魏佳跟秦淑宁挽着手走在前面,段京澜和冷冽跟在后面,几人走走看看,魏佳看到一幅画,是一幅花鸟图,就是这个画功魏佳感觉道有些粗糙便多看了两眼。
段京澜还以为魏佳喜欢,也凑上前去看,“喜欢?”
秦淑宁摇摇头,“这是假的。”
冷冽也震惊的看了眼秦淑宁,只知道秦淑宁上次在寿宴上古筝弹的不错,没想到还懂绘画?
“走吧,没想到这上流社会也卖假的。”魏佳撇撇嘴,说完正打算往前看看,就被一旁展画的人听到了。
“这位小姐,无故造谣我们的画是假的,恐怕不妥吧?”此人话一出,瞬间围上来不少看热闹的人,陈盈盈刚假意安慰完哭的不成样的赫悦过来就听到这话,心里暗想还真是天助她也,没想到魏佳自己撞上去了。
魏佳一愣心想坏了,言多必失,无意间又得罪人了。
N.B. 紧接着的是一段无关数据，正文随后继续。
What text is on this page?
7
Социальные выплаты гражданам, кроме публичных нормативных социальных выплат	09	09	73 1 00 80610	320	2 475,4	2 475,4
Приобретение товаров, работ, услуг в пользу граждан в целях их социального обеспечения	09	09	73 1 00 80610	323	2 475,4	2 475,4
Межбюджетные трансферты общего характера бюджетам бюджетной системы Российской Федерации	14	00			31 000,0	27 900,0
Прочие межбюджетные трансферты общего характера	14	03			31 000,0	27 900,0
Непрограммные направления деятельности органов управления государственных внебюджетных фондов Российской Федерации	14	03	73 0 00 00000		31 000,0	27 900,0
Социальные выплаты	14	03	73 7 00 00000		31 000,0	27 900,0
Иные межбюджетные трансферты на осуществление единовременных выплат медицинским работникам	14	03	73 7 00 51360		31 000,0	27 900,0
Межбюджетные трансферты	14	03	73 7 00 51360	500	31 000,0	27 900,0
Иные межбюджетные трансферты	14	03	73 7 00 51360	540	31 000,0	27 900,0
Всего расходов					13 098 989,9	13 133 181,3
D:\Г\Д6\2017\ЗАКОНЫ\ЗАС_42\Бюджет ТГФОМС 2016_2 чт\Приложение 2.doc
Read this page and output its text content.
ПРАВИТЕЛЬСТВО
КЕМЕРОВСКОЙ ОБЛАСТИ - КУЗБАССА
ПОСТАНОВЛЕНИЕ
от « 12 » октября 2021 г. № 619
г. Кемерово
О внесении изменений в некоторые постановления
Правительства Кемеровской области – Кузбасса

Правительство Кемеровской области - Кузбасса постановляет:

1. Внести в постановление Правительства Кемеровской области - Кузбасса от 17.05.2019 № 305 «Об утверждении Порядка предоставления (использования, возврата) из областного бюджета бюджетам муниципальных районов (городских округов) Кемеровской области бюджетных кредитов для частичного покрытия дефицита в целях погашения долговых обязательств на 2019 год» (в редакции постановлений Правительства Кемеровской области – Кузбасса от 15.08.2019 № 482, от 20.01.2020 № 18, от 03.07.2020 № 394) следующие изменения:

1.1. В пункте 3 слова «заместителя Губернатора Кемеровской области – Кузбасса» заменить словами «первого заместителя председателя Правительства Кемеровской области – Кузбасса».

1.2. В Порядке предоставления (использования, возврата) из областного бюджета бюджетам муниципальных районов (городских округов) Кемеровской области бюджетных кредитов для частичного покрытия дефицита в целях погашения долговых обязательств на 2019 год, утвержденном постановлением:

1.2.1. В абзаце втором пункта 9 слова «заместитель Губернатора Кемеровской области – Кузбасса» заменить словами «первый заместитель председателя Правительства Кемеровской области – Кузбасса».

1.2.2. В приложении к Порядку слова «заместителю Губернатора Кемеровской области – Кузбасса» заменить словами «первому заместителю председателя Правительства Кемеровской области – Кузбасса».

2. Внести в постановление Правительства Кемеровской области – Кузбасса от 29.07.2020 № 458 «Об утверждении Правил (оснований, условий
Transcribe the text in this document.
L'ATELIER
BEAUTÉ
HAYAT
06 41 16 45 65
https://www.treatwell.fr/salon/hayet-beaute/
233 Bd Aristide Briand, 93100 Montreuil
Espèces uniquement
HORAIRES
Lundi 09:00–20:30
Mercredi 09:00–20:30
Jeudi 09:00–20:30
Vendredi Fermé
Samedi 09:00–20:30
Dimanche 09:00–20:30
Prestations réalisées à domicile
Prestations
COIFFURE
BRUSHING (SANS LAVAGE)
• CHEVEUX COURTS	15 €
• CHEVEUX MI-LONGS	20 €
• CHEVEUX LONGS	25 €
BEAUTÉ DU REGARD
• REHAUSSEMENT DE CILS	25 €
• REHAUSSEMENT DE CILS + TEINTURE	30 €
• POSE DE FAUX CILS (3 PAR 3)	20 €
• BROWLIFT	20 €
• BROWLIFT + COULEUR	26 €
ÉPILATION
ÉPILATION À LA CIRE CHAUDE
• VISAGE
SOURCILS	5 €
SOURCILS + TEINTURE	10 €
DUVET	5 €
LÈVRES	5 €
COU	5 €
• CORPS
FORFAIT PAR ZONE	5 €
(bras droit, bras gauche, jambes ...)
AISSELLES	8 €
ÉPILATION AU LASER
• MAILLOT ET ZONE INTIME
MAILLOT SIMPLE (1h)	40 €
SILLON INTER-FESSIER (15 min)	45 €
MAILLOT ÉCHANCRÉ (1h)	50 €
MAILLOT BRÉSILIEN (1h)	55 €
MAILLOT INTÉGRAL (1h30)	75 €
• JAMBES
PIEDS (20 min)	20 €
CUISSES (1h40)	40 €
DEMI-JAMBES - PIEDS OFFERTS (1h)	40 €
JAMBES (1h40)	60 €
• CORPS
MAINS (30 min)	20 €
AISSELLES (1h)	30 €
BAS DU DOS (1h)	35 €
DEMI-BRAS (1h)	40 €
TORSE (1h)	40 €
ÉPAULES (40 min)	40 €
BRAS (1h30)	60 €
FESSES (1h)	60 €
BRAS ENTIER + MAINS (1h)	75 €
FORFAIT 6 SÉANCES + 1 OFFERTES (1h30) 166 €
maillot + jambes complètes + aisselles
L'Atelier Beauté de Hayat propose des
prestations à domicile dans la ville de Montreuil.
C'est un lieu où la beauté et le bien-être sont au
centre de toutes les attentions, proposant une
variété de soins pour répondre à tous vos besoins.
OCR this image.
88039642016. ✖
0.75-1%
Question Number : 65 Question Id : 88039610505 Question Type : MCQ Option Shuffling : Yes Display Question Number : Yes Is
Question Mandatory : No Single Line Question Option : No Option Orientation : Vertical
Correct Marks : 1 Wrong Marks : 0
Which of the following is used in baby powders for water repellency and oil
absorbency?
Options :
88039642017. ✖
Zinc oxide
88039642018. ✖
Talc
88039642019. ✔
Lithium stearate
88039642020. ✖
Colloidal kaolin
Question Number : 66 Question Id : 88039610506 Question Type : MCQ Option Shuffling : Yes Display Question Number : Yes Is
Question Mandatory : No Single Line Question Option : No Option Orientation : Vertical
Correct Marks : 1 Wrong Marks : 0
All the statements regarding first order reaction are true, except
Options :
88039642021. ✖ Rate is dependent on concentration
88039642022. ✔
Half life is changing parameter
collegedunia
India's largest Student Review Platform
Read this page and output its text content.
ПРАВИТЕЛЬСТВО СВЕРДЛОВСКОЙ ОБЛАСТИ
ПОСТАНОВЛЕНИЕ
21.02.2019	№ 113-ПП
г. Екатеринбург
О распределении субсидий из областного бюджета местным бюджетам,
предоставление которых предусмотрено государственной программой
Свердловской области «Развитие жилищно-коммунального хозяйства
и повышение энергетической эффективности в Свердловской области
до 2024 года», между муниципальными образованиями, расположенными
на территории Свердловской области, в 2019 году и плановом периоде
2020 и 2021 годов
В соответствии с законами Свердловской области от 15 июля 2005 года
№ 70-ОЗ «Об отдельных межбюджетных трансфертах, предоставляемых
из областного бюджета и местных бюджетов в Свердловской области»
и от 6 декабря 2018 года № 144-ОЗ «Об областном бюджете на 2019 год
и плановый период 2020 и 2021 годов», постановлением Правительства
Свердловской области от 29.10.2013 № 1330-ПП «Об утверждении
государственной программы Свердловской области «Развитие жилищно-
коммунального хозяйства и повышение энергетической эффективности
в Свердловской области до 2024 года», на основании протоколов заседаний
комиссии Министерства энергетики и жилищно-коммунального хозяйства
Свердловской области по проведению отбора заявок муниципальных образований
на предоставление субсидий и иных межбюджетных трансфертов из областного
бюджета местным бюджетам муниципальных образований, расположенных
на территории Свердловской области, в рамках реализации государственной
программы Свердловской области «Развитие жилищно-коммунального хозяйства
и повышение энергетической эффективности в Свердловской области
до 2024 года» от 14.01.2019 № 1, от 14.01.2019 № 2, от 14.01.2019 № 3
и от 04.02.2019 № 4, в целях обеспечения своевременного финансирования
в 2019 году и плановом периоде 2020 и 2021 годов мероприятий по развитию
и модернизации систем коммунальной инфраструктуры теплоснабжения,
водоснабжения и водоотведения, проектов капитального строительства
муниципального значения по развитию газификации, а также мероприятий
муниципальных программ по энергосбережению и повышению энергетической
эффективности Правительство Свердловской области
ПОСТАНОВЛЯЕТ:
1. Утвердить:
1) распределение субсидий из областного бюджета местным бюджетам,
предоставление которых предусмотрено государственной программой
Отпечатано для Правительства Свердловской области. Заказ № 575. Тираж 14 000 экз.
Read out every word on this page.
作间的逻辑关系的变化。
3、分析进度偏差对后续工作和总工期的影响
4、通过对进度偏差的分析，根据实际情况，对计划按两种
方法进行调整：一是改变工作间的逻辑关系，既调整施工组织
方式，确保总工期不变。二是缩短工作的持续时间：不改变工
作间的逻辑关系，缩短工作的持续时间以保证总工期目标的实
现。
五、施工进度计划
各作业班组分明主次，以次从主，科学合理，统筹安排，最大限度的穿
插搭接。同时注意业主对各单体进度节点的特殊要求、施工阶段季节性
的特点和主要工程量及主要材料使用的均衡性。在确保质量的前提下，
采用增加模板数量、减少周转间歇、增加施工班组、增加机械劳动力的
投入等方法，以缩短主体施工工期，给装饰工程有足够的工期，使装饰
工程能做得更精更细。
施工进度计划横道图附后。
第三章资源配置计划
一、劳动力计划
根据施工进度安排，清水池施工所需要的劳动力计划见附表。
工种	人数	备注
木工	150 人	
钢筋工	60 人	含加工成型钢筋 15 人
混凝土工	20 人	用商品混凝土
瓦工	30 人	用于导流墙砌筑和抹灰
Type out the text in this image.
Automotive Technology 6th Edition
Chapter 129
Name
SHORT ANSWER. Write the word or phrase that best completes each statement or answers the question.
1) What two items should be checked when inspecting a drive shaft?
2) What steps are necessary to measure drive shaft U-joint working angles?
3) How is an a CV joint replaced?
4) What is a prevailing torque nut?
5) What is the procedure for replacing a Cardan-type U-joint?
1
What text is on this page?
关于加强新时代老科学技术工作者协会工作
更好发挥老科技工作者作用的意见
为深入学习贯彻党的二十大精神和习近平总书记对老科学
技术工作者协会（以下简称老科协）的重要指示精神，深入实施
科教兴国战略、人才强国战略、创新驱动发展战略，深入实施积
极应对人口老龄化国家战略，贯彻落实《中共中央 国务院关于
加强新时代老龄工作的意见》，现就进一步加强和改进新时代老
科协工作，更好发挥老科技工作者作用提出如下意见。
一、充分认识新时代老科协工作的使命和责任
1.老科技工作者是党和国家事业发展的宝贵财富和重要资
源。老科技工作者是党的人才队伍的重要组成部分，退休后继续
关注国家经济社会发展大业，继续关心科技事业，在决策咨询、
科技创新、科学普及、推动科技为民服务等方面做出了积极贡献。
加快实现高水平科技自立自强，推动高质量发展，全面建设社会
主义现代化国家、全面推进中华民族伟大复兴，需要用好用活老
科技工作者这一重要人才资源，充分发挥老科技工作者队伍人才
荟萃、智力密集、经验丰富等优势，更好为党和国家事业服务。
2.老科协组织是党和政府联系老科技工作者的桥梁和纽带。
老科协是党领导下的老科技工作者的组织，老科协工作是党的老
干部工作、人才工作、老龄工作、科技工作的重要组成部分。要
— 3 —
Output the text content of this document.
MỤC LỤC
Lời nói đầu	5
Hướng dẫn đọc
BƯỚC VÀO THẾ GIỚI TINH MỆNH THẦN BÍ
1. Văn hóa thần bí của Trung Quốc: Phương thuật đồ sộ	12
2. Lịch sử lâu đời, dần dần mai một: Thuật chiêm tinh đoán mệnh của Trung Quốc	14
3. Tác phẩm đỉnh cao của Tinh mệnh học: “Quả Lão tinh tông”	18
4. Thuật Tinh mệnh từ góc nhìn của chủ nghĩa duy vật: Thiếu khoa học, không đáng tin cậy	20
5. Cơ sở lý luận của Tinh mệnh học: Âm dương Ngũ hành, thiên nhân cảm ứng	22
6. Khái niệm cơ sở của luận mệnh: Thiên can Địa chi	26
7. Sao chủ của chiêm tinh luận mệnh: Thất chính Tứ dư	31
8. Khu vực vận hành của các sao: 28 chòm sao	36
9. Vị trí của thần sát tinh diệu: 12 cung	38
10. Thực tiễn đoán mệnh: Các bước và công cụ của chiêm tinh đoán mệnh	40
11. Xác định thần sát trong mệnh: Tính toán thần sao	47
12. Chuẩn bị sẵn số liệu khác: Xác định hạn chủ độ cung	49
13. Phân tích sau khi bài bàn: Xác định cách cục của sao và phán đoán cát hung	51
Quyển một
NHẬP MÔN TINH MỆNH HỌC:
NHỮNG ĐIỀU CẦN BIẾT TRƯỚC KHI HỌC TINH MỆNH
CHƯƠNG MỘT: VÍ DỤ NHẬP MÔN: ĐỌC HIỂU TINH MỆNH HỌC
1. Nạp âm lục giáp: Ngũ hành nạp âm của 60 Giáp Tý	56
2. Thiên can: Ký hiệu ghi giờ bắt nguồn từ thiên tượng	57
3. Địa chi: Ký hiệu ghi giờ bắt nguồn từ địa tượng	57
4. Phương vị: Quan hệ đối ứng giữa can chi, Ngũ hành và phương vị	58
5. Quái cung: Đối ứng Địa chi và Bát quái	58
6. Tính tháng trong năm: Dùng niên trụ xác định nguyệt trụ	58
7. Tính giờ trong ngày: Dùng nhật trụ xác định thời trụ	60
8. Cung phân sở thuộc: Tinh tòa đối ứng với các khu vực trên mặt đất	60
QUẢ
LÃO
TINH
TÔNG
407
“不好意思啊。不过这画确实是仿的,不说别的,你就看看纸张,这花鸟图上面写的宋代,你们不会连宋代纸张和现代的都分不清吧?”
“你...”
就在这时,门口传来一阵骚动,只见一位头发花白、身着唐装的老者在众人的簇拥下走了过来,正是古玩鉴定高人付老先生。周围的人纷纷上前问好,态度恭敬。
魏佳的目光落在正向这边走来的付老先生身上,眼底闪过一丝精光。秦淑宁倒是从新闻上看过,这位老先生好像最看重的就是对古玩字画的敬畏之心,又能真正有分辨和鉴别能力的人。
这付老先生也是听到魏佳的话,直径往这边来了,目光无意间看了看神色平静的魏佳和秦淑宁,眼底多了几分探究。“两位小姑娘是怎么鉴别这画是赝品的?”
魏佳朝秦淑宁点点头,秦淑宁上前先问了好,“您好,付老,我是秦淑宁,之前看过您鉴宝的访谈节目,至于这幅画,从纸张到画功都太浅显了,您看,比如这里...”秦淑宁边说着边指着图上的线条,一番言语后,让付老不得不佩服。
“真是江山代有才人出啊,我不服老不行。”付老看了半刻这画,点点头,“确实是赝品。”
此时展出这幅画的展商着急了,追着付老问,“这真的是假的?”
“不然呢?我还能骗人不成?”付老有点生气的看着对方,那人只好悄咪咪的打电话给老板确认。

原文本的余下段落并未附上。